A circular economy is a system that preserves resources, saves costs for European industries and unlocks new business opportunities. The value of products and materials is maintained for as long as possible and when a product reaches the end of its life, it is used again to create further value, thus boosting EU’s economy, making it more sustainable and competitive in the long run.
The European Commission adopted a ‘Circular economy package’ in December 2015 with legislative proposals on Waste, Packaging Waste, Landfill and Waste Electrical and Electronic Equipment, which are currently under discussion.
In January 2017, the Commission issued a report on the implementation of the Action Plan, underlining how it is closely linked with key EU priorities on jobs and growth, investments, social agenda, industrial innovation, lower energy consumption and carbon dioxide emissions.

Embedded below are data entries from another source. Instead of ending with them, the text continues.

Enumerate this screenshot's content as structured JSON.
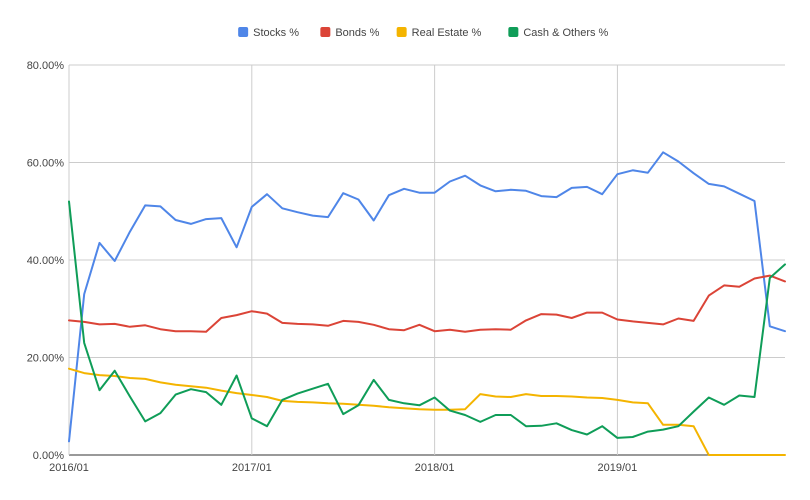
{
  "chart_data": {
    "type": "line",
    "title": "",
    "xlabel": "",
    "ylabel": "",
    "ylim": [
      0,
      80
    ],
    "grid": true,
    "legend_position": "top",
    "y_ticks": [
      "0.00%",
      "20.00%",
      "40.00%",
      "60.00%",
      "80.00%"
    ],
    "x_ticks": [
      {
        "label": "2016/01",
        "index": 0
      },
      {
        "label": "2017/01",
        "index": 12
      },
      {
        "label": "2018/01",
        "index": 24
      },
      {
        "label": "2019/01",
        "index": 36
      }
    ],
    "x": [
      "2016/01",
      "2016/02",
      "2016/03",
      "2016/04",
      "2016/05",
      "2016/06",
      "2016/07",
      "2016/08",
      "2016/09",
      "2016/10",
      "2016/11",
      "2016/12",
      "2017/01",
      "2017/02",
      "2017/03",
      "2017/04",
      "2017/05",
      "2017/06",
      "2017/07",
      "2017/08",
      "2017/09",
      "2017/10",
      "2017/11",
      "2017/12",
      "2018/01",
      "2018/02",
      "2018/03",
      "2018/04",
      "2018/05",
      "2018/06",
      "2018/07",
      "2018/08",
      "2018/09",
      "2018/10",
      "2018/11",
      "2018/12",
      "2019/01",
      "2019/02",
      "2019/03",
      "2019/04",
      "2019/05",
      "2019/06",
      "2019/07",
      "2019/08",
      "2019/09",
      "2019/10",
      "2019/11",
      "2019/12"
    ],
    "series": [
      {
        "name": "Stocks %",
        "color": "#4f86e8",
        "values": [
          2.8,
          33,
          43.5,
          39.8,
          45.8,
          51.2,
          51,
          48.2,
          47.4,
          48.4,
          48.6,
          42.6,
          50.9,
          53.5,
          50.6,
          49.8,
          49.1,
          48.8,
          53.7,
          52.4,
          48.1,
          53.3,
          54.6,
          53.8,
          53.8,
          56.1,
          57.3,
          55.3,
          54.1,
          54.4,
          54.2,
          53.1,
          52.9,
          54.8,
          55,
          53.5,
          57.6,
          58.4,
          57.9,
          62.1,
          60.2,
          57.8,
          55.6,
          55.1,
          53.6,
          52.1,
          26.4,
          25.4
        ]
      },
      {
        "name": "Bonds %",
        "color": "#db4437",
        "values": [
          27.6,
          27.3,
          26.8,
          26.9,
          26.3,
          26.6,
          25.8,
          25.4,
          25.4,
          25.3,
          28.1,
          28.7,
          29.5,
          29,
          27.1,
          26.9,
          26.8,
          26.5,
          27.5,
          27.3,
          26.7,
          25.8,
          25.6,
          26.7,
          25.4,
          25.7,
          25.3,
          25.7,
          25.8,
          25.7,
          27.6,
          28.9,
          28.8,
          28.1,
          29.2,
          29.2,
          27.8,
          27.4,
          27.1,
          26.8,
          28,
          27.5,
          32.7,
          34.8,
          34.5,
          36.2,
          36.8,
          35.6
        ]
      },
      {
        "name": "Real Estate %",
        "color": "#f4b400",
        "values": [
          17.7,
          16.8,
          16.4,
          16.2,
          15.8,
          15.6,
          14.9,
          14.4,
          14.1,
          13.8,
          13.2,
          12.7,
          12.3,
          11.9,
          11.1,
          10.9,
          10.8,
          10.6,
          10.5,
          10.3,
          10.1,
          9.8,
          9.6,
          9.4,
          9.3,
          9.3,
          9.4,
          12.5,
          12,
          11.9,
          12.5,
          12.1,
          12.1,
          12,
          11.8,
          11.7,
          11.3,
          10.8,
          10.6,
          6.2,
          6.2,
          5.9,
          0,
          0,
          0,
          0,
          0,
          0
        ]
      },
      {
        "name": "Cash & Others %",
        "color": "#0f9d58",
        "values": [
          52,
          23,
          13.3,
          17.3,
          12,
          6.9,
          8.6,
          12.4,
          13.5,
          12.9,
          10.3,
          16.3,
          7.5,
          5.9,
          11.3,
          12.6,
          13.6,
          14.6,
          8.4,
          10.2,
          15.4,
          11.3,
          10.6,
          10.2,
          11.8,
          9.1,
          8.2,
          6.8,
          8.2,
          8.2,
          5.9,
          6,
          6.5,
          5.1,
          4.2,
          5.9,
          3.5,
          3.7,
          4.8,
          5.2,
          5.9,
          8.9,
          11.8,
          10.3,
          12.2,
          11.9,
          36.3,
          39.1
        ]
      }
    ]
  }
}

A European Strategy for Plastics was published on 16 January 2018 as part of the transition towards a more circular economy, aiming at transforming the way plastic products are designed, used, produced and recycled in the EU.
The Circular economy is an opportunity to make Europe’s economy more sustainable and competitive, thus bringing benefits to businesses, industries and consumers. The heat-pump industry is ready for this challenge. However, in the context of the necessary overall reduction of CO2 emissions (that will require the massive deployment of heat pumps), it is crucial to ensure that the cost of the technology is not raised as a consequence of any potential additional ‘resource efficiency’ requirements.